WECのレギュラードライバーから勇退する中嶋一貴選手(写真中央)

 そして、中嶋一貴選手は、来シーズンのTGRのモータースポーツ活動発表会で、サプライズ的にドライバーからの引退を表明し、TGRのグローバルのモータースポーツ(WECやWRCなど)を運営しているTGR-Eの副会長に就任することが明らかにされた。今後はこれまでのキャリアを活かして、FIAとの折衝や後進ドライバーの育成などに当たるという。

 欧州中心のモータースポーツに勝てるかどうかは、実のところFIAとの折衝など政治面が重要なのは論をまたない。そうした表も裏もよく分かっている中嶋一貴選手がTGR-Eの経営陣の一人となるのは、TGR全体にとって大きな意味がある。

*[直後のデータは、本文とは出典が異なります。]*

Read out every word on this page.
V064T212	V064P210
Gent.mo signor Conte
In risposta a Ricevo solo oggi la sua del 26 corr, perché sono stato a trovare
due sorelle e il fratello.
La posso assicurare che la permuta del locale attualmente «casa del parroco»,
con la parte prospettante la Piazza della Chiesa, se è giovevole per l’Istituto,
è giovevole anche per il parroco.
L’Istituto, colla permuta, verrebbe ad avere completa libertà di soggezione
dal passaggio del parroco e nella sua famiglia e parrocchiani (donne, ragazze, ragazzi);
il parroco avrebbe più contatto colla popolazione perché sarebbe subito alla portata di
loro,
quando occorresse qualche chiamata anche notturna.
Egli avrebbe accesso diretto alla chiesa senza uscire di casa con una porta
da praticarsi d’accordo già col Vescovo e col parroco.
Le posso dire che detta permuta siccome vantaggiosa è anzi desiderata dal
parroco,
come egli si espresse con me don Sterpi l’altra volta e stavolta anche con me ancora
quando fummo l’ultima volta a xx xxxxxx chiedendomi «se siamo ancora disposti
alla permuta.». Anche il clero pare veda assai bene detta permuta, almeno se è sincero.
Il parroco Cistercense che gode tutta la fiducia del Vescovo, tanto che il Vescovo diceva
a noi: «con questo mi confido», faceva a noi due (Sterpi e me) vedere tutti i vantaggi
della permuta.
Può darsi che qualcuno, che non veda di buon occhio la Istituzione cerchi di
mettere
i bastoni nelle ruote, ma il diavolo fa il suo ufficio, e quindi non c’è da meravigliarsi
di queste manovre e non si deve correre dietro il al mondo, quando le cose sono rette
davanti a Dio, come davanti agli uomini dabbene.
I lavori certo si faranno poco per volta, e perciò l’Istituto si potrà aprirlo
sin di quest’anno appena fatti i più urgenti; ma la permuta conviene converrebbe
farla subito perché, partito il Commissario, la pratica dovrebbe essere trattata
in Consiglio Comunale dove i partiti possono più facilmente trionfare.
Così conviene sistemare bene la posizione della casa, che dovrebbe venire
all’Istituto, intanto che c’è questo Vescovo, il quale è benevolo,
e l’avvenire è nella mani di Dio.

 中嶋一貴選手は、ウィリアムズから2シーズンにわたってチャレンジしたF1に関しては目立つような結果は残せなかったが、2011年に日本のレースシーンに復帰すると、2012年、2014年の2シーズンにわたり、フォーミュラ・ニッポン(2012年)、スーパーフォーミュラ(2014年)のビッグタイトルを獲得した。さらに、2012年から現TGRのWECプログラムに参加し、2012年の富士6時間耐久レースで、1992年の故小河等氏がモンツアで行なわれたSWC開幕戦で優勝して以来の日本人WEC優勝ドライバーになった。

 2014年にはル・マン24時間で日本人ドライバーとして初めてのポール・ポジションを獲得したほか、2018年にはル・マン24時間レースで初優勝。3年連続でル・マンウィナーになった。4人しかいない日本人のル・マン24時間レースウィナーで複数回優勝を遂げているのは中嶋一貴選手だけだ。さらに2018-2019シーズンでは、日本人ドライバーとして初めてWECのチャンピオンになった。

 そして中嶋一貴選手で忘れられないのは2016年のル・マン24時間レースにおける「no power、no power」の悲痛な叫びから、ゴール直前でトップ走行からのリタイアという「悲劇」だ。2016年は本当に惜しいところで優勝を逃すことになったが、だからこそル・マン24時間の歴史に「記憶」として「中嶋一貴」の名前が刻まれたと言ってよいだろう。

「中嶋副会長、本当にお疲れさまでした、そしてこれからもTGRの活動をよろしくお願いします」というのが筆者の偽らざる気持ち。中嶋副会長の今後の活躍が楽しみだ。